How to Establish Business Credit for Non-Profits


Establishing business credit as a non-profit organization is similar to building creditworthiness for any other business. Since non-profits are usually incorporated, the steps to getting business credit cards are nearly identical to those who run their businesses to make money. However, a non-profit may have better luck getting credit with local merchants than businesses that have a profit motive. This is because non-profits are often given grants and donations, and may be considered by local retailers a better risk, because the non-profit organization has multiple methods to pay its bills.

Gather your business documents, including articles of incorporation, employer identification number (EIN) from the Internal Revenue Service, and your business license. You will not need your tax exempt status forms if this applies to your non-profit, because it is not really relevant to getting business credit.

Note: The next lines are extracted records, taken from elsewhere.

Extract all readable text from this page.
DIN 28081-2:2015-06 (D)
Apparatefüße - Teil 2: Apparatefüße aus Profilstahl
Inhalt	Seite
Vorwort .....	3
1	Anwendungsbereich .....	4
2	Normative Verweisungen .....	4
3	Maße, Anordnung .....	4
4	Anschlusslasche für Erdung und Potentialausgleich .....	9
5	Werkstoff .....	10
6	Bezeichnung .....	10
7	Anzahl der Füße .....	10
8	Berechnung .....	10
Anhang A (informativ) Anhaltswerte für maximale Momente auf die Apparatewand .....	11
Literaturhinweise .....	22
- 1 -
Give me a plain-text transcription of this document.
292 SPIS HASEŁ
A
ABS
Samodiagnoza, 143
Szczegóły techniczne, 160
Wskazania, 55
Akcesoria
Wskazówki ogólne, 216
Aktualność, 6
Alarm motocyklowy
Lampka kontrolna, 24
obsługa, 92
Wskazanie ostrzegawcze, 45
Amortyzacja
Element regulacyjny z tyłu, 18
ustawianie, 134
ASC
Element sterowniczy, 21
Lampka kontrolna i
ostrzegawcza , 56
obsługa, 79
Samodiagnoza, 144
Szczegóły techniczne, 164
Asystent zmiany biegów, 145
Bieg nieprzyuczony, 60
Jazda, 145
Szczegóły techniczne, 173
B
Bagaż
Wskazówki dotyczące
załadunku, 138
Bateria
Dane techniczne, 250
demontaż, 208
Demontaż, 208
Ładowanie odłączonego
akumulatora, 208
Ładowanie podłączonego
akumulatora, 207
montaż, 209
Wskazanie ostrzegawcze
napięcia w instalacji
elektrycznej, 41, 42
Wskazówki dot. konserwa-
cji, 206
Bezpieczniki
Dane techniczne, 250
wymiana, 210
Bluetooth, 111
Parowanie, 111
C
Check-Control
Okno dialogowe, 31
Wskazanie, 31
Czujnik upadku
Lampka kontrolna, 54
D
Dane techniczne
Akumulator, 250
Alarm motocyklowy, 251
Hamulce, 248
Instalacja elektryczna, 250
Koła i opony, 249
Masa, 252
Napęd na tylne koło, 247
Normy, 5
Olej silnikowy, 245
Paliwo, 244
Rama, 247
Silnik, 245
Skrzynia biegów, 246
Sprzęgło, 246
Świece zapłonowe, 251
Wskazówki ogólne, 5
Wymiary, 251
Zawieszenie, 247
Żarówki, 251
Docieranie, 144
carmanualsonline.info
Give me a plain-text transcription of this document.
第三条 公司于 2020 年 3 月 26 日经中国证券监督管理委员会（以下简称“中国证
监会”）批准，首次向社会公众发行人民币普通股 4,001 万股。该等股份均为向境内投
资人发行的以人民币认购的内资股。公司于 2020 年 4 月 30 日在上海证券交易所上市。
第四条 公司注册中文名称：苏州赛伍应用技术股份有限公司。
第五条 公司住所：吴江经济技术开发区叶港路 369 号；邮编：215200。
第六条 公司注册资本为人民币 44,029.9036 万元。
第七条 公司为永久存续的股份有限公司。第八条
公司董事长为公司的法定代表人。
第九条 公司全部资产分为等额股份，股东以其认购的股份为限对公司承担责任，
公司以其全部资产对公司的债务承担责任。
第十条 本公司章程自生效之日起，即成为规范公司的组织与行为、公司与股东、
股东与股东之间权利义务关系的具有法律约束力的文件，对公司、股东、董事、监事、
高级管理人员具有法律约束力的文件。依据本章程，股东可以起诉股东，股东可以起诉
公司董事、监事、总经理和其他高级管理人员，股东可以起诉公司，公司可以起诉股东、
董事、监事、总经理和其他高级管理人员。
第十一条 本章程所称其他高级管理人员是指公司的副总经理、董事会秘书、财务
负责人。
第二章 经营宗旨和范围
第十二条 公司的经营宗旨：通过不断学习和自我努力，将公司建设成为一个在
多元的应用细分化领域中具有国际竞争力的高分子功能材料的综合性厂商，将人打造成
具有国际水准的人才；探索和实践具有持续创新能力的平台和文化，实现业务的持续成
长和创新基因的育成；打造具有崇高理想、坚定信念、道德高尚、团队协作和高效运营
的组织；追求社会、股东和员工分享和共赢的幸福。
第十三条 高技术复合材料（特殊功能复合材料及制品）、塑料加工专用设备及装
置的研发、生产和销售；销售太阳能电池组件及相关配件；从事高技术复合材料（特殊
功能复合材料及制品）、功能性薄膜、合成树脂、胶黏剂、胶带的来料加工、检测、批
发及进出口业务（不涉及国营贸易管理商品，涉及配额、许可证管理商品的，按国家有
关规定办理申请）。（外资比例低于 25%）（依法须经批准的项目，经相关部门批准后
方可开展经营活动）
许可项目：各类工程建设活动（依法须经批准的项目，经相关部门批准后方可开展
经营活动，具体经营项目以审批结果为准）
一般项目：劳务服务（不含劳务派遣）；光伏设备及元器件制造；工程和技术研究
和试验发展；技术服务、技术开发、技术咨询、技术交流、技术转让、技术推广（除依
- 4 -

If you are tax-exempt, have the proof handy before making any actual purchases.

Visit your local bank or credit union where your non-profit organization has a business checking account. (If you are a new non-profit, open an account while you are there.) Ask if your organization could be eligible for a business credit card. It is unlikely that as a non-profit you would be asked to provide a personal guarantee with your own Social Security number and credit standing.

Apply for starter business credit cards with Staples and Office Depot (see Resources for application links.) If accepted, charge a few small items when the card arrives. Pay at least the minimum payment on time or early each month.

Visit local businesses that have services that you might want to use on credit for your non-profit organization. For instance, you may wish to be invoiced for conference rooms, catering, T-shirt production or brochure copies. Most local merchants are happy to invoice trustworthy non-profits, and would also serve as valuable credit references later.

Apply for net-30 accounts from online merchants such as Quill, an electronics and office supply business, and Wearguard, a uniforms manufacturer (see Resources). They will send you requested goods and an invoice. Pay the invoice early or on-time.

Apply for more credit as needed, especially after several months pass. Good lenders for non-profit organizations include department stores, gas stations, hotels, airlines and major credit cards.

Tips & Warnings

  • As a non-profit you are more likely to get the best credit from local banks and businesses right away.
  • Do not take on more credit than your organization can handle. Do not pay a business credit bill even one day late, in order to avoid negative credit reporting.